The security company was also able to develop better email campaigns, targeting specific types of possible customers and this lead to an increase of 240 per cent in conversions via email campaigns and 55 per cent increase in leads from email signups.
The conclusion here is simple. As long as you know how to get valuable customer insight and understand how to apply it to your needs, results won’t be late to show up.
Customization for different audiences
If you still think it’s enough to have a site up and send monthly/weekly emails to improve conversion, you have another thing coming. There is actually a stat showing 73 per cent of consumers are fed up with getting content that doesn’t apply to their needs or even current situation, and for a good reason.
It’s important to understand your customers are not the same, and the only way to improve conversion is through personalized marketing. Here is where customer insight will prove extremely valuable as it will help with audience segmentation and with creating a customized message for each category’s needs.
For instance, if a customer buys a set of golf clubs from your online store, your next communication towards that client should not contain another offer for golf clubs. They already have that product and the chances they are interested in getting another set are very slim. Your next newsletter should contain information accessories; maybe a stylish bag for the clubs or a maintenance kit.
The basic idea here is that you don’t have to implement a one-size-fits-all approach. It may work for a while, but when you’re looking to make a difference in conversion rates, a fine-tuned, personalized message will get you there.

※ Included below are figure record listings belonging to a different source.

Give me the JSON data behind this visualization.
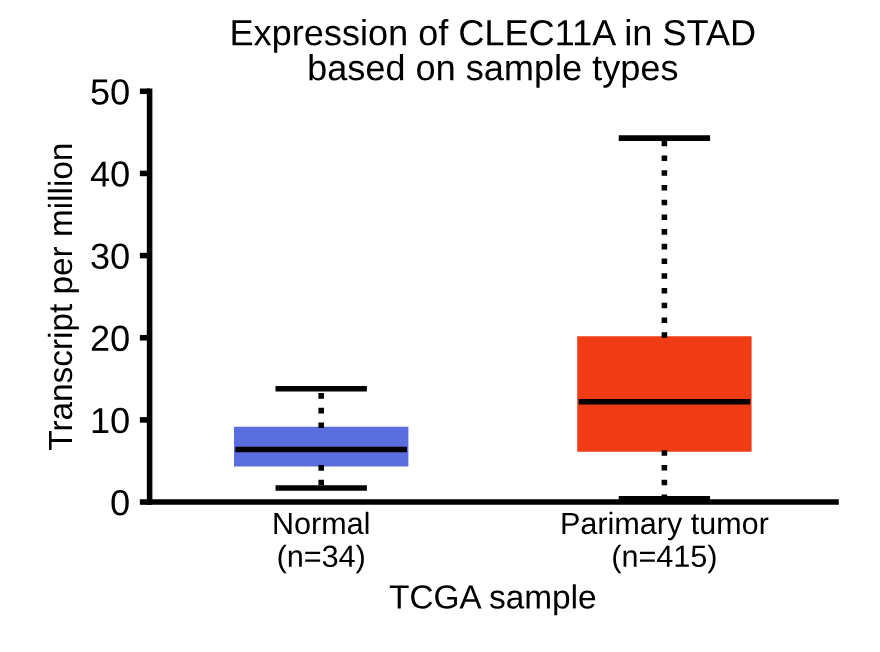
{
  "chart_data": {
    "type": "box",
    "title": "Expression of CLEC11A in STAD\nbased on sample types",
    "xlabel": "TCGA sample",
    "ylabel": "Transcript per million",
    "categories": [
      "Normal\n(n=34)",
      "Parimary tumor\n(n=415)"
    ],
    "colors": [
      "#5a6ee0",
      "#f03c14"
    ],
    "boxes": [
      {
        "low": 1.7,
        "q1": 4.5,
        "median": 6.4,
        "q3": 9.0,
        "high": 13.8
      },
      {
        "low": 0.4,
        "q1": 6.3,
        "median": 12.2,
        "q3": 20.0,
        "high": 44.3
      }
    ],
    "ylim": [
      0,
      50
    ],
    "yticks": [
      0,
      10,
      20,
      30,
      40,
      50
    ],
    "grid": false,
    "legend": false
  }
}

Swiftly adapt to market changes
You don’t have to be a business analyst to know the market will change, but these changes are started by customers’ preferences. The impressive thing is many companies (even big names) are taken by surprise and may have to implement emergency measures to survive.
If you take a closer look at how things usually unfolded, you’ll notice a negative scenario can easily be avoided by simply staying in touch with your current customers and focusing on retention. According to specialists, up to 80 per cent of a company’s revenue is provided by 20 per cent of its existing customers. Still citing this source, a five per cent increase in customer retention can lead to an increase in profitability of up to 75 per cent.
Yes, it’s true retention techniques are not the same as surveys, but they still give you fantastic insight data. For instance, you can tell by the click rate on your newsletter email links if one of your products has fallen in your customers’ preferences. Or you can follow visitors’ behavior on your social media channels.
In conclusion, in order to improve conversion rates, it’s enough to maintain an open dialogue with current customers. It’s also around 50 per cent cheaper than going for new ones!
Regardless of the way you gather the data (through surveys or by studying the analytics reports) customer insight is of high importance for your business. This data will give you a sense of reality on your product/service’s performance in the market but will also give you new information to use in future marketing campaigns. So don’t ignore it!